According to the American Council on Aging, as of October of 2019, a private room in a Houston area nursing home costs an average of $205 per day, or $74,825 per year. For a shared room, an elderly Texan may expect to pay $170 per day, or $62,050 per year. Most people cannot afford the cost of living in a nursing home, and those who can are not likely to want to spend their children’s inheritance in this way.
Fortunately, there are legal options created so that people may tap into Medicaid to cover these costs. However, due to the time frame, it is important to address long-term care planning quite a bit in advance.
AARP explains that there is an income limit that a person cannot exceed if he or she wants to qualify for Medicaid to cover long-term care. Not only that, this limit applies to the five years prior to the application. During this time, if a person has gifted assets or sold them for below market value, the application will be subject to a waiting period from that point.
People can reduce assets to qualify for Medicaid by paying off debt, making home modifications, purchasing a vehicle or paying funeral costs in advance.
Creating an estate plan five years or more before the age of 65 provides quite a few more options.

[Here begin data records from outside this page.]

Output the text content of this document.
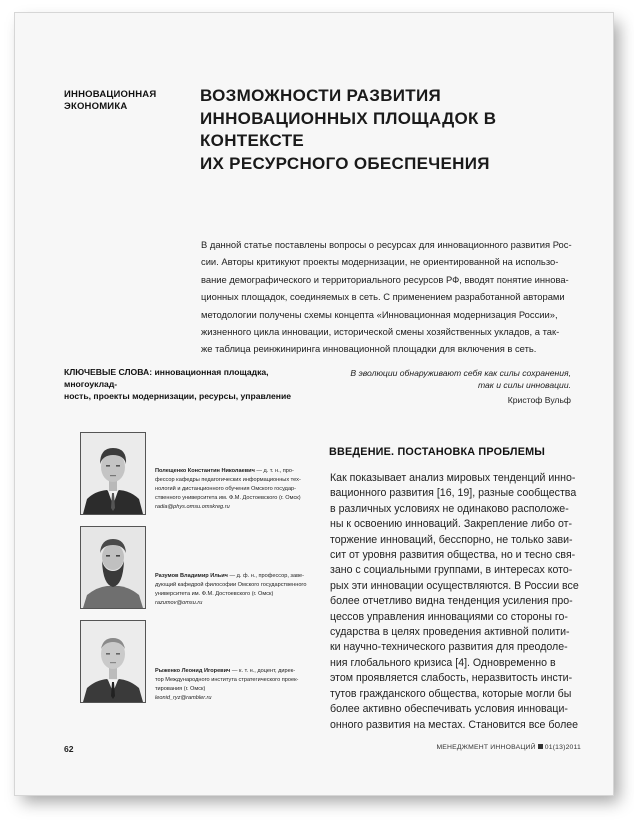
ИННОВАЦИОННАЯ
ЭКОНОМИКА
ВОЗМОЖНОСТИ РАЗВИТИЯ
ИННОВАЦИОННЫХ ПЛОЩАДОК В КОНТЕКСТЕ
ИХ РЕСУРСНОГО ОБЕСПЕЧЕНИЯ
В данной статье поставлены вопросы о ресурсах для инновационного развития Рос-
сии. Авторы критикуют проекты модернизации, не ориентированной на использо-
вание демографического и территориального ресурсов РФ, вводят понятие иннова-
ционных площадок, соединяемых в сеть. С применением разработанной авторами
методологии получены схемы концепта «Инновационная модернизация России»,
жизненного цикла инновации, исторической смены хозяйственных укладов, а так-
же таблица реинжиниринга инновационной площадки для включения в сеть.
КЛЮЧЕВЫЕ СЛОВА: инновационная площадка, многоуклад-
ность, проекты модернизации, ресурсы, управление
В эволюции обнаруживают себя как силы сохранения,
так и силы инновации.
Кристоф Вульф
Полещенко Константин Николаевич — д. т. н., про-
фессор кафедры педагогических информационных тех-
нологий и дистанционного обучения Омского государ-
ственного университета им. Ф.М. Достоевского (г. Омск)
radia@phys.omsu.omskreg.ru
Разумов Владимир Ильич — д. ф. н., профессор, заве-
дующий кафедрой философии Омского государственного
университета им. Ф.М. Достоевского (г. Омск)
razumov@omsu.ru
Рыженко Леонид Игоревич — к. т. н., доцент, дирек-
тор Международного института стратегического проек-
тирования (г. Омск)
leonid_ryz@rambler.ru
ВВЕДЕНИЕ. ПОСТАНОВКА ПРОБЛЕМЫ
Как показывает анализ мировых тенденций инно-
вационного развития [16, 19], разные сообщества
в различных условиях не одинаково расположе-
ны к освоению инноваций. Закрепление либо от-
торжение инноваций, бесспорно, не только зави-
сит от уровня развития общества, но и тесно свя-
зано с социальными группами, в интересах кото-
рых эти инновации осуществляются. В России все
более отчетливо видна тенденция усиления про-
цессов управления инновациями со стороны го-
сударства в целях проведения активной полити-
ки научно-технического развития для преодоле-
ния глобального кризиса [4]. Одновременно в
этом проявляется слабость, неразвитость инсти-
тутов гражданского общества, которые могли бы
более активно обеспечивать условия инноваци-
онного развития на местах. Становится все более
62	МЕНЕДЖМЕНТ ИННОВАЦИЙ 01(13)2011
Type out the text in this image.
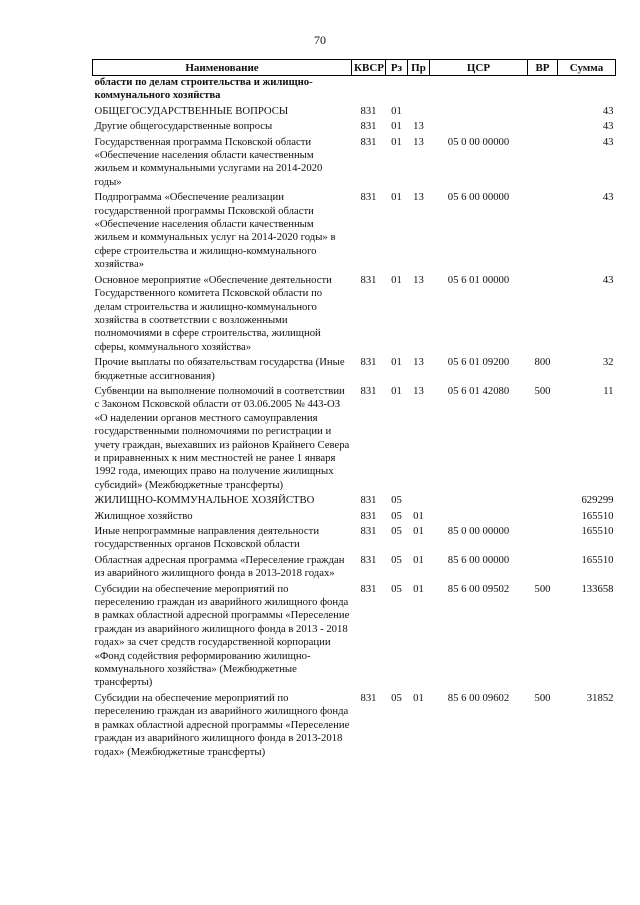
70
Наименование	КВСР	Рз	Пр	ЦСР	ВР	Сумма
области по делам строительства и жилищно-коммунального хозяйства						
ОБЩЕГОСУДАРСТВЕННЫЕ ВОПРОСЫ	831	01				43
Другие общегосударственные вопросы	831	01	13			43
Государственная программа Псковской области «Обеспечение населения области качественным жильем и коммунальными услугами на 2014-2020 годы»	831	01	13	05 0 00 00000		43
Подпрограмма «Обеспечение реализации государственной программы Псковской области «Обеспечение населения области качественным жильем и коммунальных услуг на 2014-2020 годы» в сфере строительства и жилищно-коммунального хозяйства»	831	01	13	05 6 00 00000		43
Основное мероприятие «Обеспечение деятельности Государственного комитета Псковской области по делам строительства и жилищно-коммунального хозяйства в соответствии с возложенными полномочиями в сфере строительства, жилищной сферы, коммунального хозяйства»	831	01	13	05 6 01 00000		43
Прочие выплаты по обязательствам государства (Иные бюджетные ассигнования)	831	01	13	05 6 01 09200	800	32
Субвенции на выполнение полномочий в соответствии с Законом Псковской области от 03.06.2005 № 443-ОЗ «О наделении органов местного самоуправления государственными полномочиями по регистрации и учету граждан, выехавших из районов Крайнего Севера и приравненных к ним местностей не ранее 1 января 1992 года, имеющих право на получение жилищных субсидий» (Межбюджетные трансферты)	831	01	13	05 6 01 42080	500	11
ЖИЛИЩНО-КОММУНАЛЬНОЕ ХОЗЯЙСТВО	831	05				629299
Жилищное хозяйство	831	05	01			165510
Иные непрограммные направления деятельности государственных органов Псковской области	831	05	01	85 0 00 00000		165510
Областная адресная программа «Переселение граждан из аварийного жилищного фонда в 2013-2018 годах»	831	05	01	85 6 00 00000		165510
Субсидии на обеспечение мероприятий по переселению граждан из аварийного жилищного фонда в рамках областной адресной программы «Переселение граждан из аварийного жилищного фонда в 2013 - 2018 годах» за счет средств государственной корпорации «Фонд содействия реформированию жилищно-коммунального хозяйства» (Межбюджетные трансферты)	831	05	01	85 6 00 09502	500	133658
Субсидии на обеспечение мероприятий по переселению граждан из аварийного жилищного фонда в рамках областной адресной программы «Переселение граждан из аварийного жилищного фонда в 2013-2018 годах» (Межбюджетные трансферты)	831	05	01	85 6 00 09602	500	31852
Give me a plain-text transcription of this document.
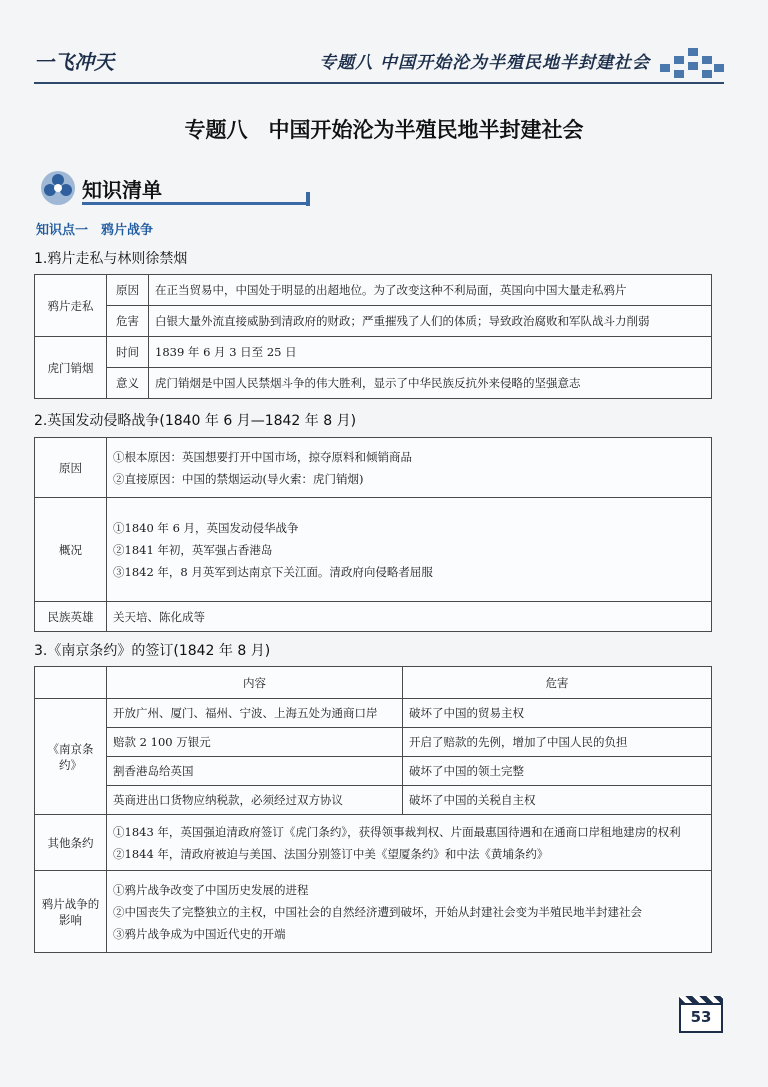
一飞冲天	专题八 中国开始沦为半殖民地半封建社会
专题八　中国开始沦为半殖民地半封建社会
知识清单
知识点一　鸦片战争
1.鸦片走私与林则徐禁烟
鸦片走私	原因	在正当贸易中，中国处于明显的出超地位。为了改变这种不利局面，英国向中国大量走私鸦片
	危害	白银大量外流直接威胁到清政府的财政；严重摧残了人们的体质；导致政治腐败和军队战斗力削弱
虎门销烟	时间	1839 年 6 月 3 日至 25 日
	意义	虎门销烟是中国人民禁烟斗争的伟大胜利，显示了中华民族反抗外来侵略的坚强意志
2.英国发动侵略战争(1840 年 6 月—1842 年 8 月)
原因	①根本原因：英国想要打开中国市场，掠夺原料和倾销商品
②直接原因：中国的禁烟运动(导火索：虎门销烟)

概况	①1840 年 6 月，英国发动侵华战争
②1841 年初，英军强占香港岛
③1842 年，8 月英军到达南京下关江面。清政府向侵略者屈服

民族英雄	关天培、陈化成等
3.《南京条约》的签订(1842 年 8 月)
	内容	危害
《南京条约》	开放广州、厦门、福州、宁波、上海五处为通商口岸	破坏了中国的贸易主权
	赔款 2 100 万银元	开启了赔款的先例，增加了中国人民的负担
	割香港岛给英国	破坏了中国的领土完整
	英商进出口货物应纳税款，必须经过双方协议	破坏了中国的关税自主权
其他条约	①1843 年，英国强迫清政府签订《虎门条约》，获得领事裁判权、片面最惠国待遇和在通商口岸租地建房的权利
②1844 年，清政府被迫与美国、法国分别签订中美《望厦条约》和中法《黄埔条约》	

鸦片战争的影响	①鸦片战争改变了中国历史发展的进程
②中国丧失了完整独立的主权，中国社会的自然经济遭到破坏，开始从封建社会变为半殖民地半封建社会
③鸦片战争成为中国近代史的开端	
53
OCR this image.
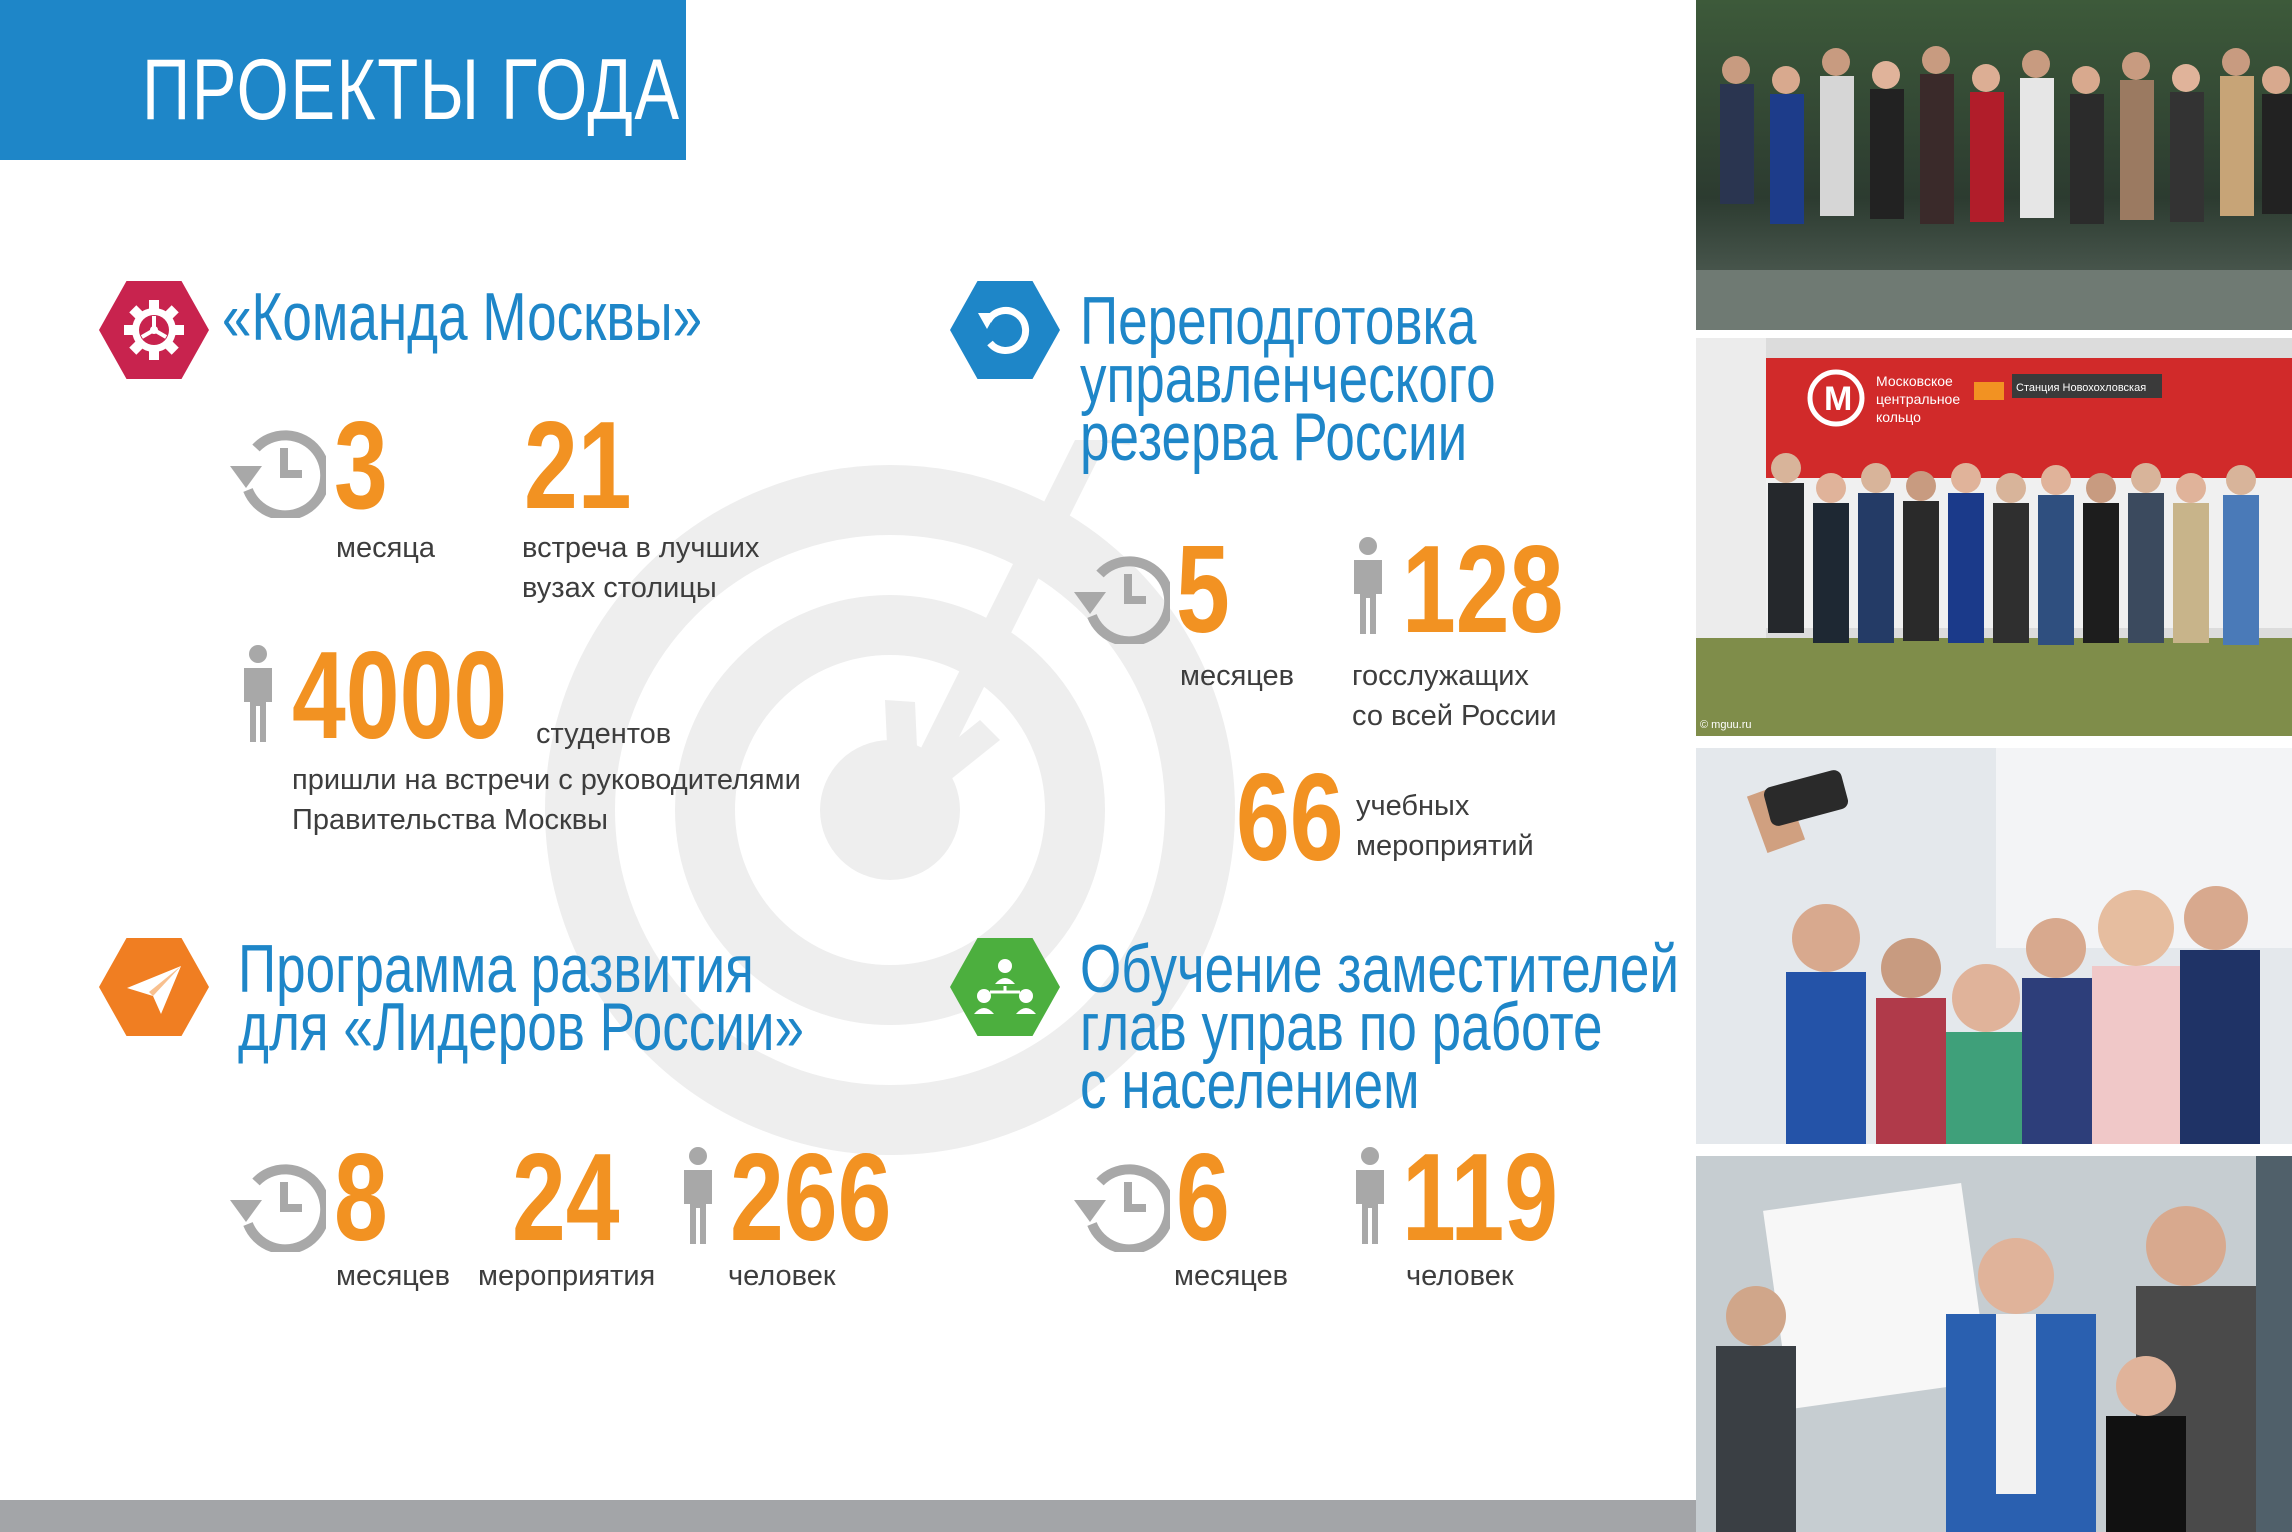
ПРОЕКТЫ ГОДА
«Команда Москвы»
3
месяца
21
встреча в лучших
вузах столицы
4000 студентов
пришли на встречи с руководителями
Правительства Москвы
Переподготовка
управленческого
резерва России
5
месяцев
128
госслужащих
со всей России
66 учебных
мероприятий
Программа развития
для «Лидеров России»
8
месяцев
24
мероприятия
266
человек
Обучение заместителей
глав управ по работе
с населением
6
месяцев
119
человек
M Московское
центральное
кольцо
Станция Новохохловская
© mguu.ru
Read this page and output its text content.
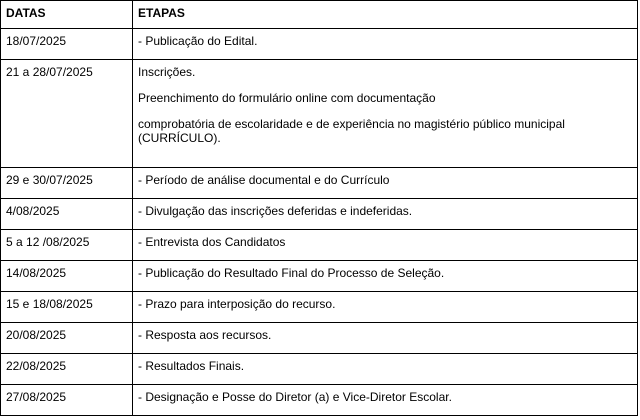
DATAS	ETAPAS
18/07/2025	- Publicação do Edital.

21 a 28/07/2025	Inscrições.
Preenchimento do formulário online com documentação
comprobatória de escolaridade e de experiência no magistério público municipal (CURRÍCULO).

29 e 30/07/2025	- Período de análise documental e do Currículo

4/08/2025	- Divulgação das inscrições deferidas e indeferidas.

5 a 12 /08/2025	- Entrevista dos Candidatos

14/08/2025	- Publicação do Resultado Final do Processo de Seleção.

15 e 18/08/2025	- Prazo para interposição do recurso.

20/08/2025	- Resposta aos recursos.

22/08/2025	- Resultados Finais.

27/08/2025	- Designação e Posse do Diretor (a) e Vice-Diretor Escolar.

For example, someone may set up an irrevocable trust managed by a trustee. The assets belong to the trust rather than to the estate, so the trustor/beneficiary may set the amount of income the trust provides at or below Medicaid’s allowable income limit.
Some people choose to set up trusts for their children or for charities, as well, or begin gifting assets to family members annually so as not to exceed the amount allowable by law.